A law student went missing on Monday after accusing Chinmayanand of harassment

2011 rape case against Swami Chinmayanand still stalled Swami Chinmayanand | via Facebook

Before a 23-year-old law student from Shahjahanpur went missing after alleging harassment from Swami Chinmayanand, the former minister was accused of rape in 2011 but trial in the case has been stalled.

B.P. Gautam, the husband of the now 41-year-old, who had filed that case in 2011 told THE WEEK: “Three times Chinmayanand has gotten stay from the High Court. There is a non-bailable arrest warrant against him, but with the stay, it cannot be executed. Our files have gone missing on more than one occasion from the court”. In 2018, the state government had written to the district court of Shahjahanpur (before which the case is listed) for withdrawal of the case, but the plea was rejected.

Swami Chinmayanand was the minister of state for Home in the BJP government of 2003. He was elected to the Lok Sabha first in 1991. His official profile on the Lower House website lists association with “several spiritual, cultural and educational organisations” as his interests.

The Swami Shukdevanand Law College, in which the now missing law student had been studying for the last six years, names Chinmayanand as the Chairman of its Management Committee. A message from him, displayed prominently on the home page of the college website, speaks of the country’s constitution as the ‘best in the world’ which despite its many amendments ‘has been able to maintain its diversity’.

“He is all powerful. He is above the judiciary, the government and the media. No one can touch him,” Harish Sharma, father of the girl who went missing on Friday after posting a video on her Facebook account told THE WEEK. In the video, in which the girl appears to be in a moving vehicle says that her life has been destroyed by the Swami and that her family has also been threatened.

As per Sharma, at 5.54pm on August 24, his daughter called his wife Rajni from an unknown number. “She said that if her phone was to be switched off, the family must assume that she is in danger. My wife called back on the number. It was of a hotel near a bus stand in Delhi. My daughter’s phone has not been reachable since then,” Sharma said.
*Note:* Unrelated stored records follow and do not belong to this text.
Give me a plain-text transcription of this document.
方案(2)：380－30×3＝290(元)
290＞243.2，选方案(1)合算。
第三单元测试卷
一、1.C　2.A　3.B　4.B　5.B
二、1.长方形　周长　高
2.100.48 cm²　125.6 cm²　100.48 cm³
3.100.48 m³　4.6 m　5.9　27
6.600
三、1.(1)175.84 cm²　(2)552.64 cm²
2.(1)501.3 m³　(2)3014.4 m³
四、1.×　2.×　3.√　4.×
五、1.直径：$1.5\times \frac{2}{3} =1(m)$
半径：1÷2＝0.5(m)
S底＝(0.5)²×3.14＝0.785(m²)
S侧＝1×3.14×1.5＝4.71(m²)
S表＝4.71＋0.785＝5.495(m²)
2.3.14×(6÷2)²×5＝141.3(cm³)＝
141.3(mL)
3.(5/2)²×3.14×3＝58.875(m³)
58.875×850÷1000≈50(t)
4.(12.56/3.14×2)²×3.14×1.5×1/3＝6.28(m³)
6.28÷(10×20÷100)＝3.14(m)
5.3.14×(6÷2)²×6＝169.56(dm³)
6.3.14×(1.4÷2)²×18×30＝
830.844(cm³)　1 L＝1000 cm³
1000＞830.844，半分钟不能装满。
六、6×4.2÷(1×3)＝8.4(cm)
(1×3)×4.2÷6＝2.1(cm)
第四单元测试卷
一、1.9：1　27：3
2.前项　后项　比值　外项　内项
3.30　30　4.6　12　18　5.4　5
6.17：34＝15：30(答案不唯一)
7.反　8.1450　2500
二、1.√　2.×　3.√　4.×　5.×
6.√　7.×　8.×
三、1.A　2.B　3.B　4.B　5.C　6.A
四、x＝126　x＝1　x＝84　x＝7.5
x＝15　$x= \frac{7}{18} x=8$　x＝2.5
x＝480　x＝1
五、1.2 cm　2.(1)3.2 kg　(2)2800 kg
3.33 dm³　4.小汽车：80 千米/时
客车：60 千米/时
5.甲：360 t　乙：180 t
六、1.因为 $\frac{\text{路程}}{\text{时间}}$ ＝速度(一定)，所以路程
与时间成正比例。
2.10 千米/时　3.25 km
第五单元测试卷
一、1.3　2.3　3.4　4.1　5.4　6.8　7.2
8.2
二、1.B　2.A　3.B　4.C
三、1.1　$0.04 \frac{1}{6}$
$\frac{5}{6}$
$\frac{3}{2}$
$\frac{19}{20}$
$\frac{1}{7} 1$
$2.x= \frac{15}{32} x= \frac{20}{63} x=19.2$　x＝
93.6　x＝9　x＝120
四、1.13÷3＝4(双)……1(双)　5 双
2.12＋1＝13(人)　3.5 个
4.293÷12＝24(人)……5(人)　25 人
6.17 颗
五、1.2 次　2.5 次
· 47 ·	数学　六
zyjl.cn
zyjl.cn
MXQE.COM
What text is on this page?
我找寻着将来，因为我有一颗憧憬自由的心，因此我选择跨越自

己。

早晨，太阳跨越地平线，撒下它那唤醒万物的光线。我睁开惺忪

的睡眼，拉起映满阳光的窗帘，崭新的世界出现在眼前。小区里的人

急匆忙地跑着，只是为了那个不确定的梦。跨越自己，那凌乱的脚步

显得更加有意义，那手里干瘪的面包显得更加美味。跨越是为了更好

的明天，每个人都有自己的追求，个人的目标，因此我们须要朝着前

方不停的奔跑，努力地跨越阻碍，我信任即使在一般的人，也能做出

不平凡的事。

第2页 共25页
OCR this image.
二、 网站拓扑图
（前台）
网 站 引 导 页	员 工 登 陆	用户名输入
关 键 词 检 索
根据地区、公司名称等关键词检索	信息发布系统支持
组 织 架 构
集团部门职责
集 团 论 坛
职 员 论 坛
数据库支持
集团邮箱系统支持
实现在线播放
The girl, who was also working at the institute’s library, would visit home on Sundays and holidays. On other day,s she would prefer to remain at the girls’ hostel on the college campus on the Mumukshu Ashram. “We thought it would be safer there instead of trying to get home late evening after extra classes and work,” said Sharma, who last saw his daughter on August 15 and 16 when she had come home to celebrate Raksha Bandhan.

“She had never mentioned any problems that she might have been facing. We came to know about the video only on the morning of the 25th after the local media carried reports of it,” Sharma told THE WEEK. He had tried to lodge a complaint with the police on the same evening. An FIR in the case (for kidnapping and criminal intimidation) was registered on the 27th only after the issue garnered national attention.

In the 2011 case, the survivor had attempted to file an FIR under many sections, including blackmail and forcible confinement against Chinmayanand. She was the former principal of an inter-college running from the same premises where the law student was pursuing her Masters.

“The final report only mentions Sections 507, 506 and 374. Since the trial has not commenced, charges cannot be framed. We continue to live under fear. My wife was lured under the pretext of being made a sadhvi. It took three years for her to find out that the sect of which Chinmayanand is a part cannot have women seers. He is not just committing crimes against women but also against religion,” said Gautam to THE WEEK.

Meanwhile, the National Commission of Women has taken notice of the case of the missing student and asked the UP DGP to report on its status.